The European Commission recently announced that average CO2 emissions of new cars registered in the EU will have to be 15% lower in 2025 and 37.5% lower in 2030, compared with the emission limits valid in 2021, showing the challenge ahead for a firm selling big and heavy SUVs.
The timeline also highlights a key difficulty facing JLR: would a 2023 plug-in hybrid XE/XF and the XJ be enough to help meet the 2025 targets?
Another dilemma, Autocar understands, is the likely future take-up rate for premium EV models, which remain a minority choice and dependent on government incentives.

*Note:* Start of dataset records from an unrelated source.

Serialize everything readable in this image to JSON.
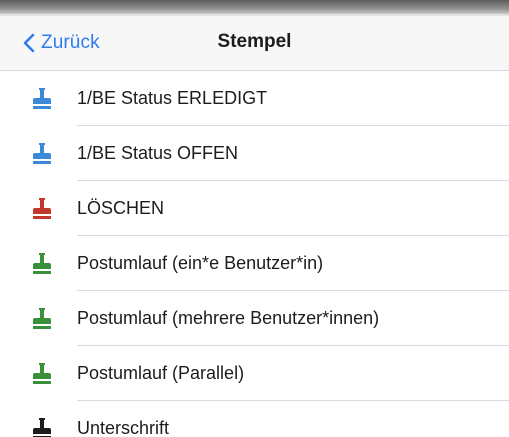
{
  "navbar": {
    "back_label": "Zurück",
    "title": "Stempel"
  },
  "stamps": [
    {
      "label": "1/BE Status ERLEDIGT",
      "icon": "stamp-icon",
      "color": "#3b8ad8"
    },
    {
      "label": "1/BE Status OFFEN",
      "icon": "stamp-icon",
      "color": "#3b8ad8"
    },
    {
      "label": "LÖSCHEN",
      "icon": "stamp-icon",
      "color": "#c0392b"
    },
    {
      "label": "Postumlauf (ein*e Benutzer*in)",
      "icon": "stamp-icon",
      "color": "#3a8f3a"
    },
    {
      "label": "Postumlauf (mehrere Benutzer*innen)",
      "icon": "stamp-icon",
      "color": "#3a8f3a"
    },
    {
      "label": "Postumlauf (Parallel)",
      "icon": "stamp-icon",
      "color": "#3a8f3a"
    },
    {
      "label": "Unterschrift",
      "icon": "stamp-icon",
      "color": "#1c1c1e"
    }
  ],
  "colors": {
    "accent": "#2f7cf0"
  }
}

Last year, JLR’s executive director of corporate and strategy, Hanno Kirner, held a private seminar explaining the company’s future electrification strategy. He revealed the new MLA aluminium platform, which can be used to build international combustion-engined, mild-hybrid, plug-in hybrid or fully electric vehicles. By 2025, all mainstream JLR products will be based on MLA architecture.
Kirner’s presentation also highlighted a further dilemma faced by JLR around the state of EV infrastructure. He pointed out a survey that showed 43% of potential buyers expect EVs to be as easy to recharge as it is to fill up a fossil-fuel car and noted that it takes two minutes to refuel a Discovery with a 18.5-gallon tank, resulting in a “500-plus mile range”.
JLR expects the big global cities to lead the way in EV adoption, but that customer take-up could differ greatly between Europe, the US and Asia, making it difficult to plan for global vehicles that are still five years from the showroom.